Last gasp

Wow. I’ve just watched Germany get out of jail against Sweden. With only ten men and staring probable elimination in the face, a jaw-dropping last-gasp free kick winner from a crazy angle on the edge of the box means they’ll make it to the knockout rounds now in all likelihood. I felt sorry for Sweden.

For me, this feels like the last-ever World Cup, so I’m trying to enjoy it. Everything is wrong about Qatar, the hosts in four years’ time. Then in 2026 the competition will expand to 48 teams, planned to be drawn into 16 mini-groups of three. Too many teams. Terrible format. Just ugh.

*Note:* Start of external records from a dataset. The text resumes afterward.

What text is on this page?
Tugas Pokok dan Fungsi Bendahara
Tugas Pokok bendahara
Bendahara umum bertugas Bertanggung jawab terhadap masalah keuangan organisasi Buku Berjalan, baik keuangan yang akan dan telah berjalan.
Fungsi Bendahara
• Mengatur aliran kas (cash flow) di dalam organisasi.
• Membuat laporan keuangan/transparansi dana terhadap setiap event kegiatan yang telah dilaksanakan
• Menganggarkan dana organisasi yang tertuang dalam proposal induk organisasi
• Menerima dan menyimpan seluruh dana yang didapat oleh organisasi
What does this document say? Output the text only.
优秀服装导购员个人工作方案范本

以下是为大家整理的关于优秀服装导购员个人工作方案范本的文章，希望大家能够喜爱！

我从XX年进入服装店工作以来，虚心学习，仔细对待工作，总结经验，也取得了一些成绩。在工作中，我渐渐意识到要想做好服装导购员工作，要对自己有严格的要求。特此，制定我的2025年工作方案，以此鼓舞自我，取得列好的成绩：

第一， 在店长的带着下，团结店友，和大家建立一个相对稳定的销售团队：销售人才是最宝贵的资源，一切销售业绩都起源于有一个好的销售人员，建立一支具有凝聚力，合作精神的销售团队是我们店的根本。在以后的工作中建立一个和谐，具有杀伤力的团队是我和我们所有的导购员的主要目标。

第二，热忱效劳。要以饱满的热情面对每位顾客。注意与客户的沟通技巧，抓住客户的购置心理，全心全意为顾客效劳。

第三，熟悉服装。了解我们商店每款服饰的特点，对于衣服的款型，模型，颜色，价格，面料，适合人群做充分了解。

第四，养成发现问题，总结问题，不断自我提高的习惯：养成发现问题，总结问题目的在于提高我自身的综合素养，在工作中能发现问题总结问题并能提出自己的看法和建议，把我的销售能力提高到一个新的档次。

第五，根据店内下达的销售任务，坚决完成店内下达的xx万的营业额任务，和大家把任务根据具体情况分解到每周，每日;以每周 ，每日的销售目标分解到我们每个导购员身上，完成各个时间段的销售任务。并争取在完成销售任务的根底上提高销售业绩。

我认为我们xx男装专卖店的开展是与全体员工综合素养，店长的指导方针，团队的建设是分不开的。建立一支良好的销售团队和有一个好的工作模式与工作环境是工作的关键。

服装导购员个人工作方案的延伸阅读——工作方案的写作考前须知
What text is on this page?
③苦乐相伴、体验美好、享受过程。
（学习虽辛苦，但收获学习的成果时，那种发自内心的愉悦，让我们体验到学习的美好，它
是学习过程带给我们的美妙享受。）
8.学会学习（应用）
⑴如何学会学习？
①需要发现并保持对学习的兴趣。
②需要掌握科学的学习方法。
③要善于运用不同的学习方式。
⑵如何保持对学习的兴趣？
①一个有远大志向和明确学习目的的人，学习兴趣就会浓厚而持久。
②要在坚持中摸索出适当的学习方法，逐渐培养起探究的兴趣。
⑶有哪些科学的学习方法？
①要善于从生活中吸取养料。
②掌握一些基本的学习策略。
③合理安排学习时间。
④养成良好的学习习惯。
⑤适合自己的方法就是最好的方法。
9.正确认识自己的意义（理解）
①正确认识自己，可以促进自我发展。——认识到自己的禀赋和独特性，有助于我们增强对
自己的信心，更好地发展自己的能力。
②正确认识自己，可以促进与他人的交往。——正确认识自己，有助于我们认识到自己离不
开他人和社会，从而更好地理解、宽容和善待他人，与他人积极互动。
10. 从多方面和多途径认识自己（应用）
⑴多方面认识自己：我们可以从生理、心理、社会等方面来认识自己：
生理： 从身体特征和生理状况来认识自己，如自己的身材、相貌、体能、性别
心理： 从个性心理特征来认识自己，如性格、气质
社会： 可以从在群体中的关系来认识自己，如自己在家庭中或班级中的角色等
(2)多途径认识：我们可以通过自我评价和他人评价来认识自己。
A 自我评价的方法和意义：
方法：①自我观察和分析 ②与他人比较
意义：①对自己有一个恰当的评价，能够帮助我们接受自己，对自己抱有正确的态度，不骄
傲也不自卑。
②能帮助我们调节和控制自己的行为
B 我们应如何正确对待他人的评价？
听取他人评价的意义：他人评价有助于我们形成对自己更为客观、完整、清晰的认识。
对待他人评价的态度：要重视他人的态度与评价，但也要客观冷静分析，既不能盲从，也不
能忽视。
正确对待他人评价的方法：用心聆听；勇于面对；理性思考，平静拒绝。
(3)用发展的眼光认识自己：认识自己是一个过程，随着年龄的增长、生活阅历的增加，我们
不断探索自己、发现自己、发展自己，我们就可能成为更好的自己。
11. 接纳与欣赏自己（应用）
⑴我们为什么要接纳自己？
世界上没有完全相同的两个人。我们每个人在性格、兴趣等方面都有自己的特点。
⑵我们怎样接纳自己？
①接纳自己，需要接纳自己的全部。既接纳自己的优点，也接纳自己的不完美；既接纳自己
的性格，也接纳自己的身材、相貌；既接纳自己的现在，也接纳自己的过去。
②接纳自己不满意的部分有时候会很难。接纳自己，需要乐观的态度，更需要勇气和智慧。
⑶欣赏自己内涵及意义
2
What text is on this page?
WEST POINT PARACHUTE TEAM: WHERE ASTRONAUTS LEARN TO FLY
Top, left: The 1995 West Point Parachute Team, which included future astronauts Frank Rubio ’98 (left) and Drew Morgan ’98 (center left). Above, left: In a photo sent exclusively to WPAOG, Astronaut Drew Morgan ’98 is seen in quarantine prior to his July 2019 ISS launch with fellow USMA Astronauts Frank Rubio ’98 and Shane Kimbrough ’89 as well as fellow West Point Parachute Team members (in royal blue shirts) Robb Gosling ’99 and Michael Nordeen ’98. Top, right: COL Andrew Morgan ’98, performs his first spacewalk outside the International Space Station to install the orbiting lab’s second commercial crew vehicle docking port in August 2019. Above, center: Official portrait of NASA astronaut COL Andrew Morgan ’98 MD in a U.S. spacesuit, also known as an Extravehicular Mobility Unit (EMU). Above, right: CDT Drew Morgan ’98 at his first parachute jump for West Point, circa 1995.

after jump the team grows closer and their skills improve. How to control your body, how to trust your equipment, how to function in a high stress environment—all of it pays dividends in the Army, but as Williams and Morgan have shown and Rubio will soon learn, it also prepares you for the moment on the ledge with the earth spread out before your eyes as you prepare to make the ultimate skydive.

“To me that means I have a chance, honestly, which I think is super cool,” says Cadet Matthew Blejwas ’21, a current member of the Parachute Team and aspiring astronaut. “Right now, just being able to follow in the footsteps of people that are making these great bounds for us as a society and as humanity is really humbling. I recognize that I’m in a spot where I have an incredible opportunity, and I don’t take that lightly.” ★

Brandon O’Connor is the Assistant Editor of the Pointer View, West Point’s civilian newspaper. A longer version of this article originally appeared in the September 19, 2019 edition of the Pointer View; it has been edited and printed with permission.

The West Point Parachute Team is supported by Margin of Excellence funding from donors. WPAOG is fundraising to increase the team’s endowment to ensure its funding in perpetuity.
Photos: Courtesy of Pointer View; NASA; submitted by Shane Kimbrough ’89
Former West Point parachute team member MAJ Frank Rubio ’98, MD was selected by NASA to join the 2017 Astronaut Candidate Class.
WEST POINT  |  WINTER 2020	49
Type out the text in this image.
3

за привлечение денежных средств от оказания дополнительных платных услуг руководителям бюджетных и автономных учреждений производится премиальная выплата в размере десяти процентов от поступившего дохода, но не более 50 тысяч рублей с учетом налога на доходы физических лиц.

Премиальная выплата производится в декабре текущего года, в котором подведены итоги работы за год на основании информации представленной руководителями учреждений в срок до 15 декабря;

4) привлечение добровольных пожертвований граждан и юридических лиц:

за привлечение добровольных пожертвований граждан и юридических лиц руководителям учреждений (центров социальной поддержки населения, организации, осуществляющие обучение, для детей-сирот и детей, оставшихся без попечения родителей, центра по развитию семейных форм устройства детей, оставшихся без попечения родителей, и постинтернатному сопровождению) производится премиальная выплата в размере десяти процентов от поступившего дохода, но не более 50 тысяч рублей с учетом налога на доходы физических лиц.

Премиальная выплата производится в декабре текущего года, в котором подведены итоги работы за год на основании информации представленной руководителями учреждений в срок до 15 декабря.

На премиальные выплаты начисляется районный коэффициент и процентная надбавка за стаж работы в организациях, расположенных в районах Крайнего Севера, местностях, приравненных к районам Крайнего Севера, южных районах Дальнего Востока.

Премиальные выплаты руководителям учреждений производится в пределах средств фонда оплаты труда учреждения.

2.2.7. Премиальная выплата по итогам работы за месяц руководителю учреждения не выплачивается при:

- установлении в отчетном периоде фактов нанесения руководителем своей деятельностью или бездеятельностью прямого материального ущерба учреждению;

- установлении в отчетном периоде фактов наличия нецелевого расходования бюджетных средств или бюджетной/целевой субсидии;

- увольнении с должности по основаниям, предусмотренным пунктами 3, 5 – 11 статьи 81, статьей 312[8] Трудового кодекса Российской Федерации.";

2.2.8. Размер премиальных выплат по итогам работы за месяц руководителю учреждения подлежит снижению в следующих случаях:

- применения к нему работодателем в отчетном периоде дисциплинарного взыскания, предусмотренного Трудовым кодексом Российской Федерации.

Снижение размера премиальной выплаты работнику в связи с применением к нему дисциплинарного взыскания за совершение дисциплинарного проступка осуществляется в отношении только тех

During tonight’s game the Romanian commentators kept referring to the German team as the Mannschaft, which sounds pretty funny in English. Sometimes they would put it into (I think) the genitive case: mannschaftului. Plenty of other languages have borrowed this German term (it probably sounds very German), but curiously the Germans don’t use it themselves: for them it just means “team”. Or rather, they didn’t use it until after they won the last World Cup. They then rebranded the national team as Die Mannschaft for marketing purposes, capitalising on the popularity of the term in other languages. This reminds me of the term Bahasa, which some English speakers use to refer to the Indonesian language, presumably because it sounds cooler than “Indonesian”. But in Indonesian, bahasa just means “language”.

I should have mentioned that on Tuesday night we all tried a papanași, a quite wonderful dessert that’s a bit like a rum baba, but without the rum, and bigger. Delicious, and well worth the long wait before we eventually got it.

Tomorrow morning I’ll try my hand at fishing, without Dad’s help. Who knows if I’ve rigged up my rod in a way that it won’t all fall apart.